Плохи, должно быть, наши дела, я подумал. Потом заряд налетел, и больше я Фомки не видел (2/266).
Это достоинство гибели чайки в родной стихии придает Сене внутреннюю силу до конца бороться за возвращение на сушу. И тогда, обрекая себя на годы тюрьмы, он совершает свой молчаливый добрый поступок – обрубает рыболовные сети, тянущие корабль на дно. Действие, преступное по советским законам, и даже крайние обстоятельства, как угроза кораблекрушения и гибель экипажа, во внимание не принимались. Поэтому капитан, боясь тюрьмы, не решается избавиться от сетей, хотя эти столь драгоценные для государства сети были «утиль… сплошные дыры, не залатать» (2/259). Без сетей возникает короткая передышка, которая помогает команде найти выход, спасти шотландцев и спастись от кораблекрушения.
Белый парус в Северном Ледовитом океане, глубокая привязанность к «деду», угроза тюрьмы и несчастная любовь становятся необычайно сгущенными этапами наступающей зрелости Арсения Шалая. В порт он возвращается уже не «шалавым» (2/349), каким отправился в рейс. На рассвете он идет бродить по Мурманску, городу своей судьбы и созревания, которое он должен до конца осознать и обратить в слова и мысли.
Ранним утром за стаканом едва теплого кофе в неуютном привокзальном буфете Сеня вспоминает момент чуда, увиденного в самом начале плавания:
Я стал к переборке отдышаться, поглядел в люк. И вдруг увидел: звезда качается, голубая, прямо над моей головой. Я просто очумел. Потом лишь дошло, что это не она качается, она себе висит на месте, а нас переваливает с борта на борт. И никто ее не видел, только я один – из темного трюма. Где же это я читал, что можно в самый ясный полдень увидеть звезду из колодца? Даже не верилось. А теперь я сам в этом колодце оказался. Я стоял, смотрел на нее (2/146).
Это видение превращается в символ его прозрения: звезда, которая днем светит в темный колодец жизни, – это три минуты доброты, когда каждый человек на Земле должен остановиться, чтобы, услышав зов о помощи, прийти на помощь ближнему или дальнему:
И жизнь сама собой не поправится. А вот было бы у нас, каждого, хоть по три минуты на дню – помолчать, послушать, не бедствует ли кто, потому что это ты бедствуешь!.. Или все это – бесполезные мечтания? Но разве это много – всего три минуты! А ведь так понемножку и делаешься человеком (2/381–382).

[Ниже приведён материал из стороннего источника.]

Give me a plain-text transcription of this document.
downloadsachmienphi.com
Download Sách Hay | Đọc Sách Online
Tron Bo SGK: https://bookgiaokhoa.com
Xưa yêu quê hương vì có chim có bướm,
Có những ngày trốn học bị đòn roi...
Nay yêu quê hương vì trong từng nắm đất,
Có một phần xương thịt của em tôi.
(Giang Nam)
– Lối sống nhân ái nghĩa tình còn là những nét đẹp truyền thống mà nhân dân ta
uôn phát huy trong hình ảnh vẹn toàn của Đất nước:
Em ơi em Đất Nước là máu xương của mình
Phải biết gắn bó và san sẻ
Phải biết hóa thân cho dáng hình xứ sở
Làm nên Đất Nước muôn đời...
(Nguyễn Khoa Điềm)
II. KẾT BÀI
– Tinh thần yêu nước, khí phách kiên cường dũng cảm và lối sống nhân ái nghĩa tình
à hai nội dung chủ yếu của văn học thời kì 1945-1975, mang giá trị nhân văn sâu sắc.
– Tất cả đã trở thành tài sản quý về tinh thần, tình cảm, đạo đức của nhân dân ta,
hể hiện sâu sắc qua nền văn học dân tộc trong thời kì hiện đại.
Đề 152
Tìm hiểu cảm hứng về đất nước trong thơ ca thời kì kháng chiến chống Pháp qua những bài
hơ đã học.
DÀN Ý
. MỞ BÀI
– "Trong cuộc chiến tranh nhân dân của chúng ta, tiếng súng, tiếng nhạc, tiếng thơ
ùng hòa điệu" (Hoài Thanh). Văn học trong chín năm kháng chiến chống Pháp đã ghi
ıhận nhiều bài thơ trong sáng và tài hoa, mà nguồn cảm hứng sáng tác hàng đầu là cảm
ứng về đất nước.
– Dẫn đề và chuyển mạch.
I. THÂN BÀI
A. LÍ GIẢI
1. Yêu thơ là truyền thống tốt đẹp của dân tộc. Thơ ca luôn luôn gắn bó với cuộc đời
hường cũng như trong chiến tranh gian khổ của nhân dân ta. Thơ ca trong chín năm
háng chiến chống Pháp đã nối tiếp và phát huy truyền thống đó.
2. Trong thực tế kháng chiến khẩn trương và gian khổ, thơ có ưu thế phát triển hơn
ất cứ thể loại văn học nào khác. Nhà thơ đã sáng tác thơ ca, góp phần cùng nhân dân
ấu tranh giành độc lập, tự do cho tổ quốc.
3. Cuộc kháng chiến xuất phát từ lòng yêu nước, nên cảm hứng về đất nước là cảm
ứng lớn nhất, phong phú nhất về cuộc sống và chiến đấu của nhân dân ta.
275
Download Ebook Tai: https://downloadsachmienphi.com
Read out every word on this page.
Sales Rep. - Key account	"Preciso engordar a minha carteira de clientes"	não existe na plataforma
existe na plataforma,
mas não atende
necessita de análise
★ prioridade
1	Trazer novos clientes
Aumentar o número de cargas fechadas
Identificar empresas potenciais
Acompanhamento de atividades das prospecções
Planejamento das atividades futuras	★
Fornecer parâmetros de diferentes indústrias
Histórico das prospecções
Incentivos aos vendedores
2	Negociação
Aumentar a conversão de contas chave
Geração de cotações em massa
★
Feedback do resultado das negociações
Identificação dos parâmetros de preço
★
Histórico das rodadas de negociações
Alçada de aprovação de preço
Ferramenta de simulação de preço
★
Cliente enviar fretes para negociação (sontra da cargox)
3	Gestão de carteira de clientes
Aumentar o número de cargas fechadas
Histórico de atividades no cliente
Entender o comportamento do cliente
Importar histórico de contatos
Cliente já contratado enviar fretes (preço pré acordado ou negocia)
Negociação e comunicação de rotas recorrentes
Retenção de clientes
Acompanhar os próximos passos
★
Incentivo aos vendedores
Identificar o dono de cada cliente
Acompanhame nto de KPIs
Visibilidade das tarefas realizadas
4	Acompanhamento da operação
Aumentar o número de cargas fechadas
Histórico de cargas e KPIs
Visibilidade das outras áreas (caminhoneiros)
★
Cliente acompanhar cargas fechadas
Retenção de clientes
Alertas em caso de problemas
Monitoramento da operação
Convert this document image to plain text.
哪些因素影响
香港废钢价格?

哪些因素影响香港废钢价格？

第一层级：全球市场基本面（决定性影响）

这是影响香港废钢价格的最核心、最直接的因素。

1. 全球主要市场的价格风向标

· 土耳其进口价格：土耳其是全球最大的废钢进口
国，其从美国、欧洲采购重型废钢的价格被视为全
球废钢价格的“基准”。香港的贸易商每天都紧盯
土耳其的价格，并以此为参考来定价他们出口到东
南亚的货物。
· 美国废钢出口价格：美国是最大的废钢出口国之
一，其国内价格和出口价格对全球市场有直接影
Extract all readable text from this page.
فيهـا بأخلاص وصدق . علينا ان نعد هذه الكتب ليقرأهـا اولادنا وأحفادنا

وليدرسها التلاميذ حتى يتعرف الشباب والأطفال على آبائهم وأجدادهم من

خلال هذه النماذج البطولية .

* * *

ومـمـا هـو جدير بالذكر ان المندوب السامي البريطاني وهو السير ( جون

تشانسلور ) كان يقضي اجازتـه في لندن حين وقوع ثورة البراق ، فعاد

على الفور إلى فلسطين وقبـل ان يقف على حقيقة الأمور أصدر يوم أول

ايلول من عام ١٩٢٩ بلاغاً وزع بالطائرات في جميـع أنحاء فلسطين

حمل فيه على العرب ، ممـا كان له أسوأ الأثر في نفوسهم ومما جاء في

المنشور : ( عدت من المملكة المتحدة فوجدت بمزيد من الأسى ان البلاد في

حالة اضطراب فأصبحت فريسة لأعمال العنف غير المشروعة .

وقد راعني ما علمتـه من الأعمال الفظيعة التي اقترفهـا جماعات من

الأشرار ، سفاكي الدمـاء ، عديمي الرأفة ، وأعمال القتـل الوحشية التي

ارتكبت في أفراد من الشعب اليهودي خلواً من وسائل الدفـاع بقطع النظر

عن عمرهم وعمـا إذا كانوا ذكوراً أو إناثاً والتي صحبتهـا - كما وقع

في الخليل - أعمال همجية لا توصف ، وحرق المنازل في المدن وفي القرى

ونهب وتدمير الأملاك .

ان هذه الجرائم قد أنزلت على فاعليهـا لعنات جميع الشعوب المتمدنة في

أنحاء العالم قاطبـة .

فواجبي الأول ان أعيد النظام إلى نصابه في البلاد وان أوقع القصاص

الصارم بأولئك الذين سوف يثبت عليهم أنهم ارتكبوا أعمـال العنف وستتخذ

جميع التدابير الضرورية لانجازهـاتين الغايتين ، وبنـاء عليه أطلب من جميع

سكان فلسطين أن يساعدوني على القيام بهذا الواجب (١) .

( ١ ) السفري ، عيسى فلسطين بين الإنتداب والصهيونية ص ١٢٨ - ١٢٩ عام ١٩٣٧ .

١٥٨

И за это постижение судьба еще раз сводит его с Клавкой. Встреча эта очень трудна для обоих, но Сеня, прощаясь, находит слова, навсегда изменившие их жизнь:
А будет худо, не дай бог, или пусто, как ты сказала, тогда позови только – я примчусь. Мы же с тобой знаем, как это бывает: вот уже, кажется, ничего тебе не светит – и ангел не явится, и чайка не прилетит, – ан нет, кто-то все же и приходит. Я к тебе отовсюду сорвусь, где бы я только ни был. Даже и письма не напишешь – я услышу, почувствую… (2/387)
И Клавка, безошибочным женским инстинктом угадав, что произошло в нем и что он больше никогда не оскорбит и не обидит, решается:
– Поедем ко мне в Росту… Поедем, я сказала. Попробуем жить с тобой.
– Как же девятины? – все, что я догадался спросить.
– А ну их! …Там и без меня не заскучают. А тут ты все-таки – живой. Эх, сделаю еще одну глупость – и затихну! (2/387)
Когда она говорит «живой», это не только его физическое выживание в недавнем рейсе, но живая душа, стремление, которое она чувствует в нем, – стать лучше, добрее.
Перед началом новой жизни с любимой Сеня оборачивается, чтобы навсегда попрощаться со своей беспутной молодостью и на неделю – с морем, ставшим его судьбой. И, не торопя, его ждет Клавдия, впервые получившая в романе это полное имя. В этой сцене короткого прощания и тихо ждущей в стороне женщине есть удивительный покой и ясность, которые передаются читателю. «На свете счастья нет, но есть покой и воля» – редкое жизненное мгновение такого состояния передал Георгий Владимов в конце своего романа.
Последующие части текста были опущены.